Su interés por la historia del arte, especialmente por el arte del antiguo Egipto, el arte griego arcaico y el gótico, ejerció una duradera influencia en su futura evolución, ampliando la formación recibida en sus iniciales estudios académicos. Conoció en 1913 a Max Jacob y a Modigliani, cuya amistad contribuyó a su relación con los círculos artísticos de la capital francesa. En 1914 viajó con Diego Rivera a Mallorca, y luego a Madrid, donde la contemplación en el Museo del Prado de las obras de Tintoretto, Goya, El Bosco y El Greco, especialmente, produjeron en él la impresión de una revelación.
A través de Diego Rivera conocería a Picasso y frecuentaría a los artistas del círculo cubista.

En 1915 inició un denso periodo creativo que se prolonga hasta finales de la década de los 20, en el que produjo sus primeras piezas en un "cubismo orgánico", caracterizadas por la frontalidad y la ausencia de figuración, por una eficaz utilización de la forma abierta y un contrapunto rítmico entre los planos limpiamente definidos y las superficies curvas, que complementa con las que él mismo denominó "figuras desmontables". En 1918 colaboró estrechamente con Juan Gris. A la par que experimenta por primera y única vez con el color, concibe el concepto de espacio negativo en escultura. En 1920 la Galerie de l'Effort Moderne organizó su primera exposición individual, en un momento en que comenzaba a poner de manifiesto cierta tendencia hacia la monumentalidad.

En 1930 presentó una gran retrospectiva en la parisina Galerie de la Renaissance, que precedió a un largo periodo de creación caracterizado por una fuerte connotación emocional, reflejada en contenidos que derivarán hacia temas y motivos de índole religiosa y mitológica, ecos de la situación política que se extendía por Europa y que le llevaron a los Estados Unidos en 1941. En este país desarrolló la faceta pública y monumental de su escultura, especialmente en la década de los 60, en la que su prestigio se vio sólidamente consolidado después de su participación en la XXVI Bienal de Venecia.

Lipchitz se mantuvo siempre al día de las tendencias formales en la expresión escultórica, tomando a veces iniciativa en la experimentación y la innovación.
Exploró hasta el fondo el simbolismo emocional de la forma escultórica y nunca persiguió la abstracción por sí misma, sino que permaneció afianzado a la gran tradición que consideraba el arte como expresión simbólica de experiencias humanas fundamentales, y de las inquietudes psicológicas más profundas que sólo pueden expresarse con el lenguaje de la metáfora.

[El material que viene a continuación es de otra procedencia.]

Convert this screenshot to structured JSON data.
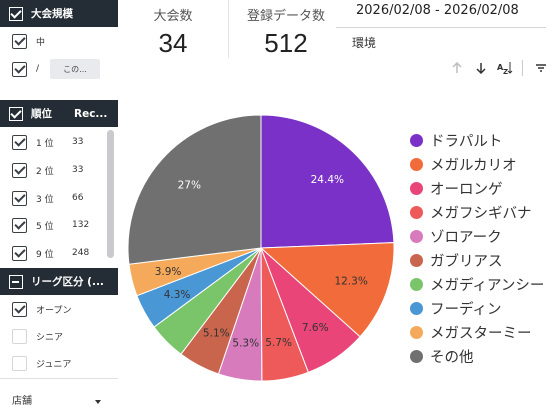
{
  "filters": {
    "tournament_size": {
      "title": "大会規模",
      "options": [
        {
          "label": "中",
          "checked": true
        },
        {
          "label": "/",
          "checked": true,
          "only_label": "この..."
        }
      ]
    },
    "rank": {
      "title": "順位",
      "count_header": "Rec...",
      "rows": [
        {
          "label": "1 位",
          "count": "33",
          "checked": true
        },
        {
          "label": "2 位",
          "count": "33",
          "checked": true
        },
        {
          "label": "3 位",
          "count": "66",
          "checked": true
        },
        {
          "label": "5 位",
          "count": "132",
          "checked": true
        },
        {
          "label": "9 位",
          "count": "248",
          "checked": true
        }
      ]
    },
    "league": {
      "title": "リーグ区分 (...",
      "options": [
        {
          "label": "オープン",
          "checked": true
        },
        {
          "label": "シニア",
          "checked": false
        },
        {
          "label": "ジュニア",
          "checked": false
        }
      ]
    },
    "store": {
      "label": "店舗"
    }
  },
  "kpis": [
    {
      "title": "大会数",
      "value": "34"
    },
    {
      "title": "登録データ数",
      "value": "512"
    }
  ],
  "date_range": "2026/02/08 - 2026/02/08",
  "environment_label": "環境",
  "toolbar_icons": [
    "sort-ascending-icon",
    "sort-descending-icon",
    "sort-az-icon",
    "filter-icon"
  ],
  "chart_data": {
    "type": "pie",
    "slices": [
      {
        "name": "ドラパルト",
        "value": 24.4,
        "label": "24.4%",
        "color": "#7a31c8"
      },
      {
        "name": "メガルカリオ",
        "value": 12.3,
        "label": "12.3%",
        "color": "#f26b3a"
      },
      {
        "name": "オーロンゲ",
        "value": 7.6,
        "label": "7.6%",
        "color": "#e94578"
      },
      {
        "name": "メガフシギバナ",
        "value": 5.7,
        "label": "5.7%",
        "color": "#ee5a5a"
      },
      {
        "name": "ゾロアーク",
        "value": 5.3,
        "label": "5.3%",
        "color": "#d77bbc"
      },
      {
        "name": "ガブリアス",
        "value": 5.1,
        "label": "5.1%",
        "color": "#c9654d"
      },
      {
        "name": "メガディアンシー",
        "value": 4.6,
        "label": "",
        "color": "#7ac46a"
      },
      {
        "name": "フーディン",
        "value": 4.3,
        "label": "4.3%",
        "color": "#4a97d5"
      },
      {
        "name": "メガスターミー",
        "value": 3.9,
        "label": "3.9%",
        "color": "#f5a95a"
      },
      {
        "name": "その他",
        "value": 27,
        "label": "27%",
        "color": "#707070"
      }
    ],
    "legend_position": "right"
  }
}
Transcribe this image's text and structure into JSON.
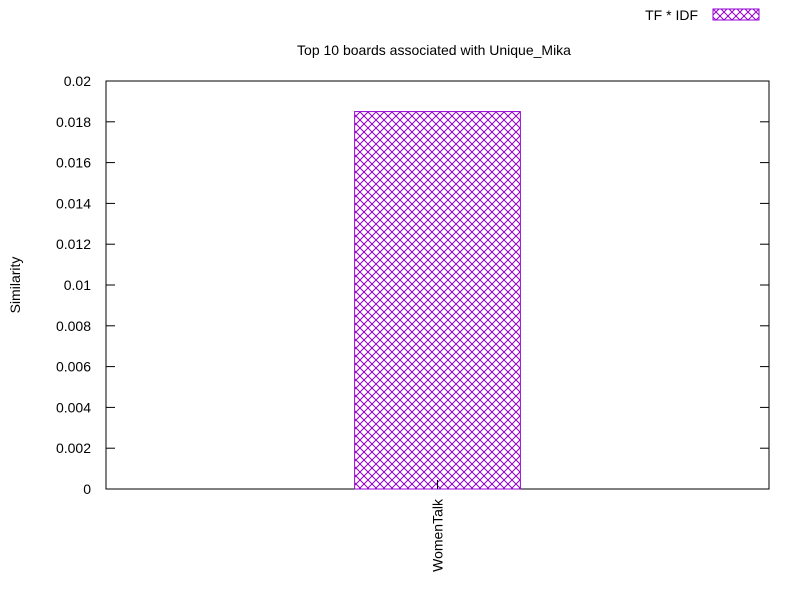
{
  "chart_data": {
    "type": "bar",
    "title": "Top 10 boards associated with Unique_Mika",
    "xlabel": "",
    "ylabel": "Similarity",
    "categories": [
      "WomenTalk"
    ],
    "series": [
      {
        "name": "TF * IDF",
        "values": [
          0.0185
        ],
        "color": "#9400d3",
        "fill_pattern": "crosshatch"
      }
    ],
    "ylim": [
      0,
      0.02
    ],
    "yticks": [
      "0",
      "0.002",
      "0.004",
      "0.006",
      "0.008",
      "0.01",
      "0.012",
      "0.014",
      "0.016",
      "0.018",
      "0.02"
    ],
    "grid": false,
    "legend_position": "top-right",
    "xtick_rotation": "vertical"
  }
}
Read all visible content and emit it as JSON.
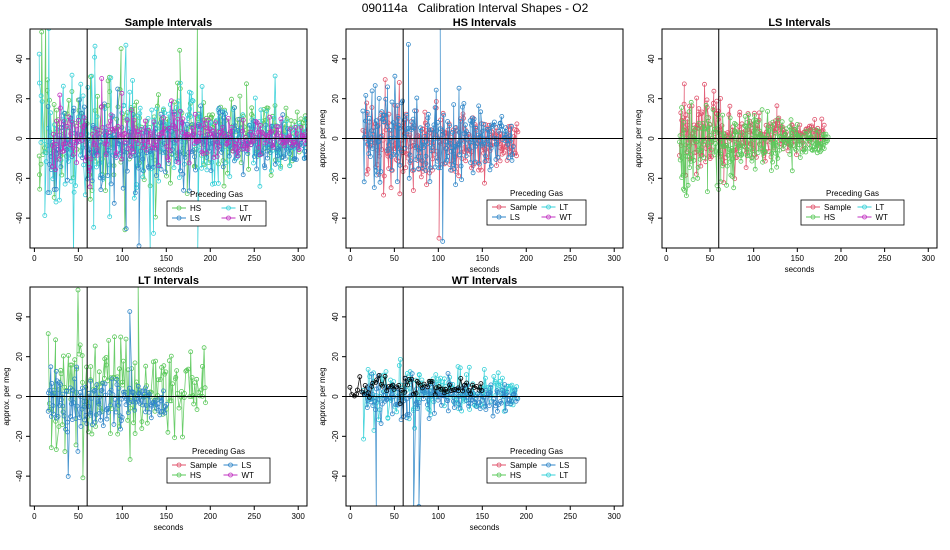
{
  "figure": {
    "title": "090114a   Calibration Interval Shapes - O2"
  },
  "colors": {
    "Sample": "#e0506a",
    "HS": "#5ac85a",
    "LS": "#2f86c8",
    "LT": "#35d0d8",
    "WT": "#c030c0",
    "self": "#000000"
  },
  "chart_data": [
    {
      "type": "scatter",
      "id": "sample",
      "title": "Sample Intervals",
      "xlabel": "seconds",
      "ylabel": "",
      "xlim": [
        -5,
        310
      ],
      "ylim": [
        -55,
        55
      ],
      "xticks": [
        0,
        50,
        100,
        150,
        200,
        250,
        300
      ],
      "yticks": [
        -40,
        -20,
        0,
        20,
        40
      ],
      "vline": 60,
      "hline": 0,
      "legend": {
        "title": "Preceding Gas",
        "position": "bottom-center",
        "entries": [
          "HS",
          "LT",
          "LS",
          "WT"
        ]
      },
      "series": [
        {
          "name": "HS",
          "x_range": [
            5,
            310
          ],
          "n": 300,
          "amp_start": 35,
          "amp_end": 16,
          "mean": 2,
          "outliers": 6
        },
        {
          "name": "LT",
          "x_range": [
            5,
            310
          ],
          "n": 280,
          "amp_start": 40,
          "amp_end": 15,
          "mean": 0,
          "outliers": 8
        },
        {
          "name": "LS",
          "x_range": [
            15,
            310
          ],
          "n": 260,
          "amp_start": 30,
          "amp_end": 12,
          "mean": -3,
          "outliers": 2
        },
        {
          "name": "WT",
          "x_range": [
            20,
            310
          ],
          "n": 240,
          "amp_start": 22,
          "amp_end": 6,
          "mean": 0,
          "outliers": 0
        }
      ]
    },
    {
      "type": "scatter",
      "id": "hs",
      "title": "HS Intervals",
      "xlabel": "seconds",
      "ylabel": "approx. per meg",
      "xlim": [
        -5,
        310
      ],
      "ylim": [
        -55,
        55
      ],
      "xticks": [
        0,
        50,
        100,
        150,
        200,
        250,
        300
      ],
      "yticks": [
        -40,
        -20,
        0,
        20,
        40
      ],
      "vline": 60,
      "hline": 0,
      "legend": {
        "title": "Preceding Gas",
        "position": "bottom-center",
        "entries": [
          "Sample",
          "LT",
          "LS",
          "WT"
        ]
      },
      "series": [
        {
          "name": "Sample",
          "x_range": [
            15,
            190
          ],
          "n": 260,
          "amp_start": 30,
          "amp_end": 10,
          "mean": -3,
          "outliers": 1
        },
        {
          "name": "LS",
          "x_range": [
            15,
            185
          ],
          "n": 230,
          "amp_start": 32,
          "amp_end": 14,
          "mean": 0,
          "outliers": 3
        }
      ]
    },
    {
      "type": "scatter",
      "id": "ls",
      "title": "LS Intervals",
      "xlabel": "seconds",
      "ylabel": "approx. per meg",
      "xlim": [
        -5,
        310
      ],
      "ylim": [
        -55,
        55
      ],
      "xticks": [
        0,
        50,
        100,
        150,
        200,
        250,
        300
      ],
      "yticks": [
        -40,
        -20,
        0,
        20,
        40
      ],
      "vline": 60,
      "hline": 0,
      "legend": {
        "title": "Preceding Gas",
        "position": "bottom-center",
        "entries": [
          "Sample",
          "LT",
          "HS",
          "WT"
        ]
      },
      "series": [
        {
          "name": "Sample",
          "x_range": [
            15,
            180
          ],
          "n": 260,
          "amp_start": 26,
          "amp_end": 6,
          "mean": 2,
          "outliers": 0
        },
        {
          "name": "HS",
          "x_range": [
            15,
            185
          ],
          "n": 260,
          "amp_start": 28,
          "amp_end": 8,
          "mean": -2,
          "outliers": 0
        }
      ]
    },
    {
      "type": "scatter",
      "id": "lt",
      "title": "LT Intervals",
      "xlabel": "seconds",
      "ylabel": "approx. per meg",
      "xlim": [
        -5,
        310
      ],
      "ylim": [
        -55,
        55
      ],
      "xticks": [
        0,
        50,
        100,
        150,
        200,
        250,
        300
      ],
      "yticks": [
        -40,
        -20,
        0,
        20,
        40
      ],
      "vline": 60,
      "hline": 0,
      "legend": {
        "title": "Preceding Gas",
        "position": "bottom-center",
        "entries": [
          "Sample",
          "LS",
          "HS",
          "WT"
        ]
      },
      "series": [
        {
          "name": "HS",
          "x_range": [
            15,
            195
          ],
          "n": 150,
          "amp_start": 35,
          "amp_end": 18,
          "mean": 5,
          "outliers": 2
        },
        {
          "name": "LS",
          "x_range": [
            15,
            150
          ],
          "n": 150,
          "amp_start": 22,
          "amp_end": 8,
          "mean": -3,
          "outliers": 2
        }
      ]
    },
    {
      "type": "scatter",
      "id": "wt",
      "title": "WT Intervals",
      "xlabel": "seconds",
      "ylabel": "approx. per meg",
      "xlim": [
        -5,
        310
      ],
      "ylim": [
        -55,
        55
      ],
      "xticks": [
        0,
        50,
        100,
        150,
        200,
        250,
        300
      ],
      "yticks": [
        -40,
        -20,
        0,
        20,
        40
      ],
      "vline": 60,
      "hline": 0,
      "legend": {
        "title": "Preceding Gas",
        "position": "bottom-center",
        "entries": [
          "Sample",
          "LS",
          "HS",
          "LT"
        ]
      },
      "series": [
        {
          "name": "LT",
          "x_range": [
            15,
            190
          ],
          "n": 180,
          "amp_start": 18,
          "amp_end": 8,
          "mean": 3,
          "outliers": 0
        },
        {
          "name": "LS",
          "x_range": [
            15,
            190
          ],
          "n": 160,
          "amp_start": 14,
          "amp_end": 7,
          "mean": -1,
          "outliers": 3
        },
        {
          "name": "self",
          "x_range": [
            0,
            150
          ],
          "n": 70,
          "amp_start": 8,
          "amp_end": 3,
          "mean": 4,
          "outliers": 0
        }
      ]
    }
  ]
}
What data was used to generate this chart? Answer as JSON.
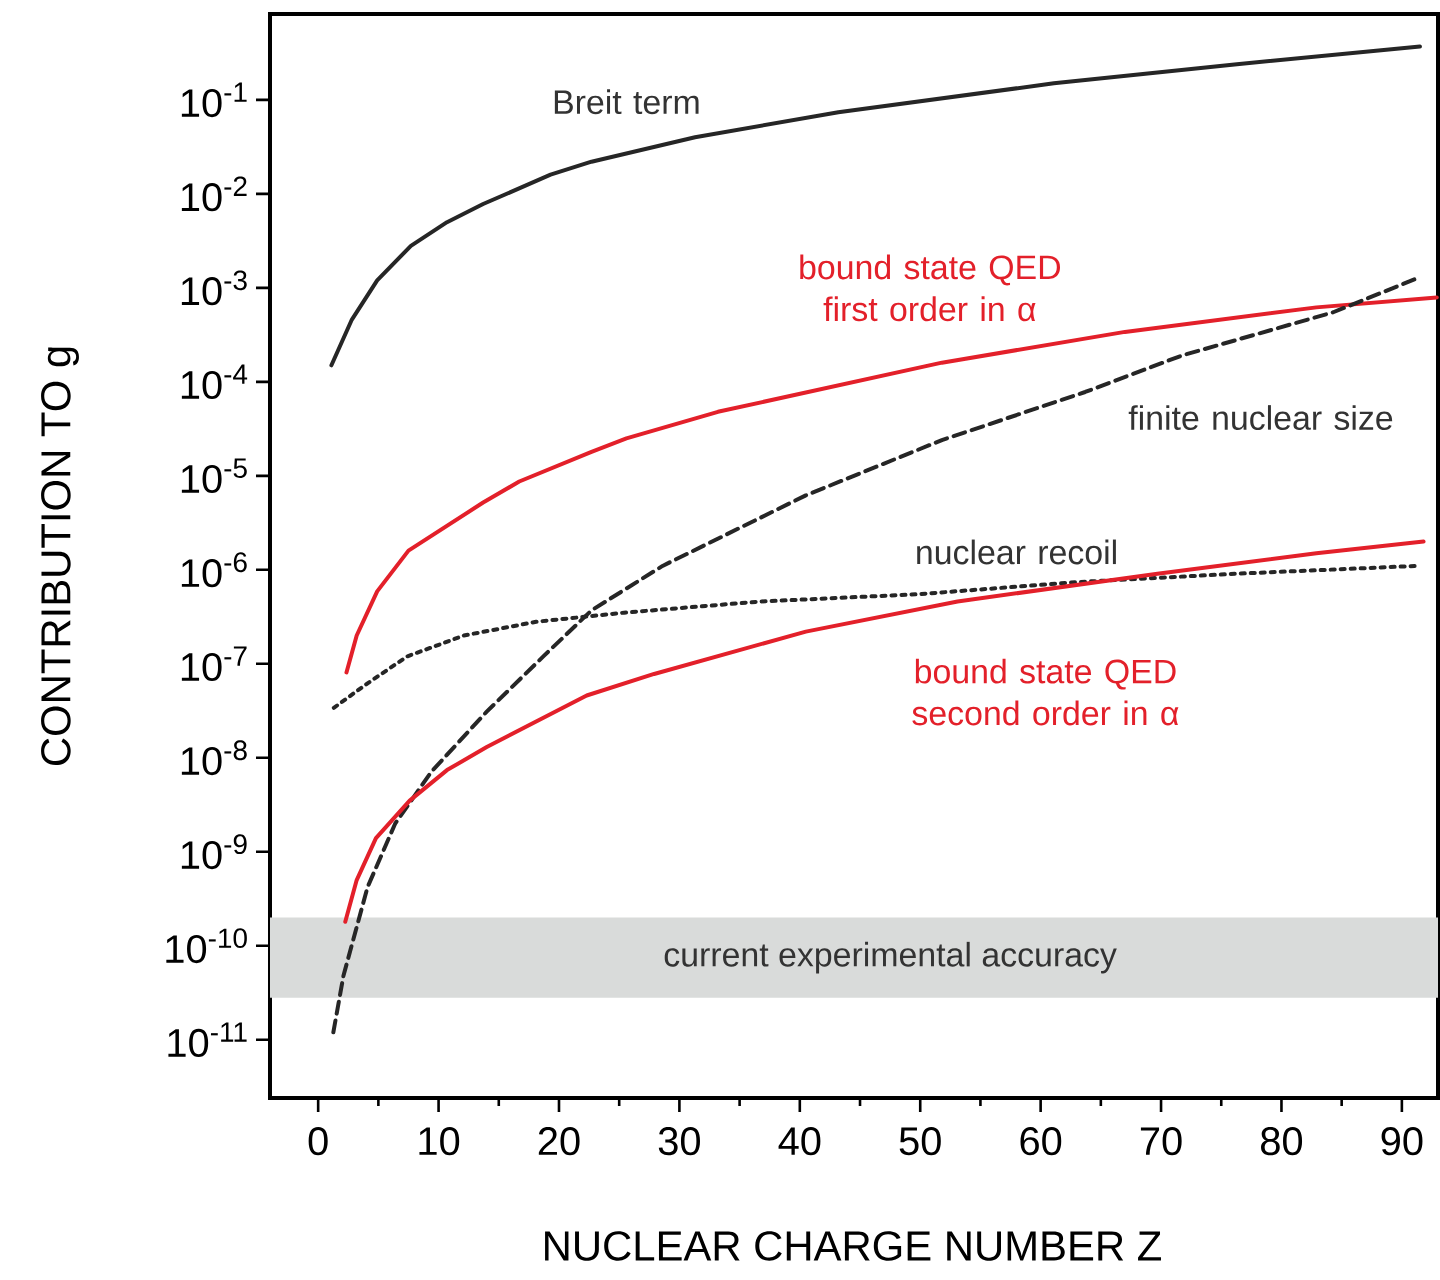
{
  "chart_data": {
    "type": "line",
    "xlabel": "NUCLEAR CHARGE NUMBER Z",
    "ylabel": "CONTRIBUTION TO g",
    "xlim": [
      -4,
      93
    ],
    "xticks": [
      0,
      10,
      20,
      30,
      40,
      50,
      60,
      70,
      80,
      90
    ],
    "ylim": [
      2.4e-12,
      0.82
    ],
    "log": "y",
    "yticks": [
      {
        "value": 0.1,
        "label": "10$^{-1}$"
      },
      {
        "value": 0.01,
        "label": "10$^{-2}$"
      },
      {
        "value": 0.001,
        "label": "10$^{-3}$"
      },
      {
        "value": 0.0001,
        "label": "10$^{-4}$"
      },
      {
        "value": 1e-05,
        "label": "10$^{-5}$"
      },
      {
        "value": 1e-06,
        "label": "10$^{-6}$"
      },
      {
        "value": 1e-07,
        "label": "10$^{-7}$"
      },
      {
        "value": 1e-08,
        "label": "10$^{-8}$"
      },
      {
        "value": 1e-09,
        "label": "10$^{-9}$"
      },
      {
        "value": 1e-10,
        "label": "10$^{-10}$"
      },
      {
        "value": 1e-11,
        "label": "10$^{-11}$"
      }
    ],
    "grid": false,
    "marker": "none",
    "bands": [
      {
        "axis": "y",
        "from": 2.8e-11,
        "to": 2e-10,
        "label": "current experimental accuracy",
        "color": "#d9dbda"
      }
    ],
    "series": [
      {
        "name": "Breit term",
        "color": "#262626",
        "line_style": "solid",
        "x": [
          1.1,
          2.8,
          4.9,
          7.7,
          10.7,
          13.7,
          19.3,
          22.7,
          31.3,
          43.2,
          61.1,
          76.3,
          91.5
        ],
        "values": [
          0.00015,
          0.00046,
          0.0012,
          0.0028,
          0.005,
          0.0078,
          0.016,
          0.022,
          0.04,
          0.074,
          0.15,
          0.24,
          0.37
        ]
      },
      {
        "name": "bound state QED first order in α",
        "color": "#e3202a",
        "line_style": "solid",
        "x": [
          2.35,
          3.2,
          4.9,
          7.5,
          13.7,
          16.7,
          22.7,
          25.6,
          33.2,
          51.8,
          67.0,
          82.9,
          92.9
        ],
        "values": [
          8.1e-08,
          2e-07,
          5.9e-07,
          1.6e-06,
          5.2e-06,
          8.7e-06,
          1.8e-05,
          2.5e-05,
          4.8e-05,
          0.00016,
          0.00034,
          0.00062,
          0.00079
        ]
      },
      {
        "name": "finite nuclear size",
        "color": "#262626",
        "line_style": "dashed",
        "x": [
          1.26,
          2.1,
          4.1,
          6.4,
          9.4,
          14.0,
          18.7,
          22.7,
          28.6,
          40.5,
          51.8,
          63.7,
          71.7,
          84.3,
          91.5
        ],
        "values": [
          1.2e-11,
          4.8e-11,
          4.2e-10,
          2e-09,
          7.1e-09,
          3.1e-08,
          1.2e-07,
          3.7e-07,
          1.1e-06,
          6.2e-06,
          2.4e-05,
          7.8e-05,
          0.00019,
          0.00055,
          0.0013
        ]
      },
      {
        "name": "nuclear recoil",
        "color": "#262626",
        "line_style": "dotted",
        "x": [
          1.3,
          4.1,
          7.4,
          12.1,
          18.1,
          25.4,
          36.7,
          49.8,
          63.0,
          76.3,
          91.2
        ],
        "values": [
          3.4e-08,
          6.2e-08,
          1.2e-07,
          2e-07,
          2.8e-07,
          3.5e-07,
          4.6e-07,
          5.5e-07,
          7.4e-07,
          9.1e-07,
          1.1e-06
        ]
      },
      {
        "name": "bound state QED second order in α",
        "color": "#e3202a",
        "line_style": "solid",
        "x": [
          2.25,
          3.2,
          4.8,
          7.6,
          10.7,
          14.0,
          22.3,
          27.9,
          40.5,
          53.1,
          69.7,
          82.9,
          91.8
        ],
        "values": [
          1.8e-10,
          5e-10,
          1.4e-09,
          3.5e-09,
          7.4e-09,
          1.3e-08,
          4.6e-08,
          7.8e-08,
          2.2e-07,
          4.6e-07,
          9.1e-07,
          1.5e-06,
          2e-06
        ]
      }
    ]
  }
}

Para Jacques Lipchitz, el dibujo se mantuvo como un elemento natural e integrado dentro del abanico de herramientas de expresión que utilizó a lo largo de toda su carrera. Como escultor, Lipchitz dibujó tanto antes como después de realizar el conjunto de su obra escultórica. Para él, el dibujo era un potencial punto de partida de la escultura, o la exploración de variaciones de temas y formas ya creadas en tres dimensiones. En sus dibujos puede apreciarse mejor su proceso de autorrealización al darse cuenta de su experiencia y luchar para integrar la idea surgida con la forma.

Esta exposición permite apreciar el estilo de su dibujo, desde los más tempranos ejemplos conservados, como algunos bosquejos de sus cuadernos de París, hasta las elaboradas litografías realizadas hacia el final de su vida -en las que trabajó en colaboración con expertos artesanos del estudio florentino "Il Bisonte".
Evidencia hasta qué punto el dibujo desempeñó un sofisticado papel en la evolución de su plástica. El estilo de su dibujo fue tan fluido y cambiante como lo fueron sus técnicas de modelado, y no menos experimental. Sería exacto decir que sus dibujos se encuentran en la vanguardia más rompedora de su curiosidad artística.